I get a lot of email with bug reports, questions, and reports of strange sim behavior.  These emails have some unfortunate statistical properties:
  • A good number of them are resolved by the user who emailed within a day or two.
  • A certain percentage are simply never resolved.  (Often I email a question that would point to a clear diagnosis and the user never writes back.  I can only speculate that the user answered the question, found the problem, fixed it, and promptly forgot about our emails.)
  • A certain percentage are solved by the user, who tells me what the problem was, and it was something I would never, ever be able to help them with.  (Things like "I have this program called WickedMP3Player - it turns out if I set its visualizer setting to 'Rainbow' then X-Plane stops crashing" when I've never even heard of the WickedMP3Player program to begin with.)
  • There is a high correlation between bug reports reported by a very small number of users and a resolution from the above categories, or a resolution by the user changing his or her local configuration.
So playing the odds, the right thing to do when presented by a third party with weird behavior is to wait and see who else reports it; the frequency of reports gives us information about the likely resolution.

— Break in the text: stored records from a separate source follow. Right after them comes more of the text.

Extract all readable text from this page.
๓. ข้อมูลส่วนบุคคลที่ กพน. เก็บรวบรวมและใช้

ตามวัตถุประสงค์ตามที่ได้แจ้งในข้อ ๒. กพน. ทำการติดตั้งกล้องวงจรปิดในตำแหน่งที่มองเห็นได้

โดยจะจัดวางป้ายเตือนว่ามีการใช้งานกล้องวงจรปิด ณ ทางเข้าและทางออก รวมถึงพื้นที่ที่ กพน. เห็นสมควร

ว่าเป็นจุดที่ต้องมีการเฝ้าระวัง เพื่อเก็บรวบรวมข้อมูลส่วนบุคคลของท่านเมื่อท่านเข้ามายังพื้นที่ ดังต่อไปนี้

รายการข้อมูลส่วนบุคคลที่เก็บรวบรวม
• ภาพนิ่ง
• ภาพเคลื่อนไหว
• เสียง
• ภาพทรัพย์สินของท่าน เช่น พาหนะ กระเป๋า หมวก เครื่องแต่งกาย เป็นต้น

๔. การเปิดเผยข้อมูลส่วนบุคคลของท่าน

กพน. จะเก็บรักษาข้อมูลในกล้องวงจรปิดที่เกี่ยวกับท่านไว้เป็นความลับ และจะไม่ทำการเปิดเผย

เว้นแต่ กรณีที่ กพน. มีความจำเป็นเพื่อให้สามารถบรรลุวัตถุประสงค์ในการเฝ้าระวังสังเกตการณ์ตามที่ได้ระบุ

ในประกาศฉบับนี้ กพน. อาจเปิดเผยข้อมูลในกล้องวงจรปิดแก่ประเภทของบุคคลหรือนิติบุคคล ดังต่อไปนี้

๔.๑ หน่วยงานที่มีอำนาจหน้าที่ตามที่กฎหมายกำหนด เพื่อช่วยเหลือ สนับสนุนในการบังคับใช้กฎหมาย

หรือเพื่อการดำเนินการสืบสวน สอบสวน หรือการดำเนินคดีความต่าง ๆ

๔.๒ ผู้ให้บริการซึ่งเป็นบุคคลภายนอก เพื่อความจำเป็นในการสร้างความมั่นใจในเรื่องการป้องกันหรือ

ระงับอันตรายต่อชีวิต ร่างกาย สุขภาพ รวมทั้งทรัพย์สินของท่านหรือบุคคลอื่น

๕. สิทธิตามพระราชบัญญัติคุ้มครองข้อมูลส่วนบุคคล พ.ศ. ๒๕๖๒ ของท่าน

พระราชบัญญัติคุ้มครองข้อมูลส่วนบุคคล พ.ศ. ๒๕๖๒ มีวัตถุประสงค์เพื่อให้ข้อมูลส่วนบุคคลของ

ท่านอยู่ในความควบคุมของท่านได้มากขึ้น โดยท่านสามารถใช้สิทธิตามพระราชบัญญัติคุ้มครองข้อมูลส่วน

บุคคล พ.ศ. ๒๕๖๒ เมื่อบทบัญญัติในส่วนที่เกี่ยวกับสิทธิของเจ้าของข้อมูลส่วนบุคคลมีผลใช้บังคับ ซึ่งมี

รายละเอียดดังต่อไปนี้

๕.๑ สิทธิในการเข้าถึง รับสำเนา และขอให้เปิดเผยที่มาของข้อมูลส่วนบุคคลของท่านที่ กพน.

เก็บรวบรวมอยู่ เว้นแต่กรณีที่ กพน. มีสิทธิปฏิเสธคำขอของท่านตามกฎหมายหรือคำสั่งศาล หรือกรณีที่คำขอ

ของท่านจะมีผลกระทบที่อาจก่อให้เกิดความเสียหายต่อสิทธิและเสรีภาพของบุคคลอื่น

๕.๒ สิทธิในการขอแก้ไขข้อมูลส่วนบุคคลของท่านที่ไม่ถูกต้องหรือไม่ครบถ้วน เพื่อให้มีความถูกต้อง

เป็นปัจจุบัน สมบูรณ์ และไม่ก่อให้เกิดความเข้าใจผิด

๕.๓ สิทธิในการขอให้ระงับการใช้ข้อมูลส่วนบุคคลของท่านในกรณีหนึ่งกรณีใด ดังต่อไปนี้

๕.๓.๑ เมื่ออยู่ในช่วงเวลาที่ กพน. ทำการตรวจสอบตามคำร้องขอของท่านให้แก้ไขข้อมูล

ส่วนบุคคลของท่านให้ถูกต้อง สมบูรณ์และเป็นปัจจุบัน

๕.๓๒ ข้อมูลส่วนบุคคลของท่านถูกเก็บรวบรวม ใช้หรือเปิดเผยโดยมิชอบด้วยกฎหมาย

(And for those of you who think our tech support are being lame when they ask if you've updated your drivers, they are playing the odds to the hilt - they ask you about drivers first because updating drivers fixes an absurdly huge number of the tech support calls we get.)

Getting It Wrong

So we have motivation to investigate everything (no weird behavior), motivation to ignore everything (wait and see) and a rule of thumb that the frequency of reports can help us pick which strategy is best.  Of course, sometimes the rule of thumb is completely wrong.

One user reported a crash using the current web updater (version 2.04) - I had not seen this crash anywhere and it was inside the operating system UI code, so I assumed it was a local problem, e.g. some kind of extension or add-on that caused the OS problems.

The problem, it turns out, is simply low frequency - as the incorrect code made it into 902b1, I got a few reports from more users and realized that this wasn't a local problem, it was weird behavior!  (The bug will be fixed in the 205 installer and 902b2, both of which will be out in June.)

Consider this: if you make a measurement of a known quantity with a dubious measuring device, you learn more about the measuring device than the object you are measuring.  (If you have a ruler and you don't know the units, you could determine them by measuring yourself.)

In a number of cases, we have seen serious "should-happen-all-the-time" crash bugs that get reported by very few users.  (Once we know the actual root cause of the bug, we can deduce logically whether the bug should happen to all users with the configuration or be intermittent.) We can then look back at the actual number of reports to make a judgement call on how much testing is really happening.

For example, we can make some guesses about how quickly a new Macintosh have saturated the X-Plane user base when there is a hardware-specific serious bug in just that machine.

We had this with the iMacs (where the runway lights were broken) and we could watch the machines sell - slowly at first, but then quite quickly.  (BTW, I think that 10.5.3 fixes this and anti-aliasing problems.)  We can even see who runs with anti-aliasing when there is a setting-specific bug (a lot of you do)!

In the end, I think the right approach to balancing "no weird behavior" and "wait and see" is to remember a truth about uncertainty that is very hard for humans to grasp:

The most likely outcome of an uncertain situation is not guaranteed to happen - in fact a lot of the time it won't.*

So we can play the rule of thumb and wait and see, but we always have to keep one eye toward the improbable, which is still possible!

* Blatant blog cross-promotion...the point of my big rant here was essentially the same...it's easy to expect the most likely outcome, but the unlikely outcome will happen some of the time.